The tradition has been carried on since then. It is estimated that 75% of the tombstones in Hope Cemetery were designed by
the occupants of the graves themselves.

Of course with WW I & II mixing men from the far corners of the US, and in the 50s/60s TV homogenizing America, now the internet
creeping into every nook and cranny of our lives, even little towns in New England are hip. Some people aren't happy with stones
that reflect the hobby or passion on the corpse, especially when a motorcycle gang adopts a cemetery to plant their members.
Even down under in New Zealand and Australia they have that struggle going on.

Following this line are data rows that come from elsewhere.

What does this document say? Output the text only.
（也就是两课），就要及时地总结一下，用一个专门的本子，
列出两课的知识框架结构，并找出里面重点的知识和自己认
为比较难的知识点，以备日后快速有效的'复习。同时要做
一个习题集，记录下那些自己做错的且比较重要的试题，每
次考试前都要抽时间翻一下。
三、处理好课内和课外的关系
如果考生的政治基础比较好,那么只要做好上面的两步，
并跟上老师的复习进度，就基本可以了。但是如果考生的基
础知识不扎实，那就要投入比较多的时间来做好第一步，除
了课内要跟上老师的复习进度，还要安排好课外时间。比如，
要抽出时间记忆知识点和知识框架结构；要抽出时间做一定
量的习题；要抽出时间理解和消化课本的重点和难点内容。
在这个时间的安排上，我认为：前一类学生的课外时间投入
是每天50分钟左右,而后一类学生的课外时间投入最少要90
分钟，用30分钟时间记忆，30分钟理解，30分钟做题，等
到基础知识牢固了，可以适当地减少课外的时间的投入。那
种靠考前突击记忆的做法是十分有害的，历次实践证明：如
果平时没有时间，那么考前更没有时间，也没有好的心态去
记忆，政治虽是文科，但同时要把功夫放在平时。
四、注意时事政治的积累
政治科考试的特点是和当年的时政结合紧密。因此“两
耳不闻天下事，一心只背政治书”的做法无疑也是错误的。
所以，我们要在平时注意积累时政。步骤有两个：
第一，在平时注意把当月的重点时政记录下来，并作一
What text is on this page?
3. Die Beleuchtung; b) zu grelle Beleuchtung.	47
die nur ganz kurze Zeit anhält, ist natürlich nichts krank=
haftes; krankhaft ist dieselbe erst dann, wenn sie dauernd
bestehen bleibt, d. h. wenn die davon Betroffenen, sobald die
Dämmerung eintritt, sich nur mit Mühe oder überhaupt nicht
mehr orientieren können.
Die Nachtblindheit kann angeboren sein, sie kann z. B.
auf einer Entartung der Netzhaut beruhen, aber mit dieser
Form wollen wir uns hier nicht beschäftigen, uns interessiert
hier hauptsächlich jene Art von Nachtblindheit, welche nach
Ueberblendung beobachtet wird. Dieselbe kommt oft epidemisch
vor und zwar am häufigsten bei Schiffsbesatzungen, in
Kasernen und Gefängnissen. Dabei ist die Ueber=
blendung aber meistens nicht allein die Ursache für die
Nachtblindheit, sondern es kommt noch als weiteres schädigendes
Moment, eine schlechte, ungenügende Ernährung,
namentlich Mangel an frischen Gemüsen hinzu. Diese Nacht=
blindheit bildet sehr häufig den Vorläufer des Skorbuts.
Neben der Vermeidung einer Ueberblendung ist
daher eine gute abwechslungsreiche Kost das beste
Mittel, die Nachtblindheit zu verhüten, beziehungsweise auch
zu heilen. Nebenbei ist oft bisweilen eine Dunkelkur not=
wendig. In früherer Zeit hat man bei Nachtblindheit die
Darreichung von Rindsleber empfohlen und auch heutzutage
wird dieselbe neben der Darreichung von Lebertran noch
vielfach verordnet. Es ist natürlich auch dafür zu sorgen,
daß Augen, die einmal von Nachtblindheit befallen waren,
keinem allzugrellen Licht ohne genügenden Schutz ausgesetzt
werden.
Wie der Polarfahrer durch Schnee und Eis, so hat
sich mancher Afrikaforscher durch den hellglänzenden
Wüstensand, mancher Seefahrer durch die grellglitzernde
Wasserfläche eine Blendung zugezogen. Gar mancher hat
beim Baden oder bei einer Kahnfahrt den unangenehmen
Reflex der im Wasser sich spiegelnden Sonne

Snakeadelic  Wednesday May 11 08:26 AM

Beautiful stuff, Barre Gray, at least for that purpose. Most cemeteries, however, don't manage to showcase the astonishing variety of colors found in true granites and their relatives (like hornblende, gneiss, gabbro, and rhyolite). To be dazzled by color, pattern, and variety, check this out: and then just put "granite colors" into your favorite search engine. So far as I can tell (after about 3 years of intent online study), none of the exemplars at that link are dyed. There are granites that flash blue in their feldspar crystals (often sold as Larvikite or Black Labradorite), and some of the colors coming out of Brazil, Italy, and China are amazing. I routinely find a granite near my home that has coarse peach-colored feldspar with lavender-grey quartz, and tiny skiffles of black biotite mica. Spectacular when wet, just another dull river cobble when dry.

xoxoxoBruce  Wednesday May 11 12:47 PM

You can see the colors are the result of inclusions, which make it difficult to carve sharp detail and lettering. It also makes the carved stone weather(erode) faster. I noticed a stone in the cemetery up home that was black and gold, very appropriate for the woman beneath it, who was a wild and crazy chick. But in five years it was unreadable, which is maybe a good idea.

Gravdigr  Wednesday May 11 02:55 PM

I've only seen a couple tombstones I actually wanted. One was the tree stump in granite. They're pretty common. The other one was four foot sphere on a small base. I thought that one was pretty cool, and I've never seen another like it.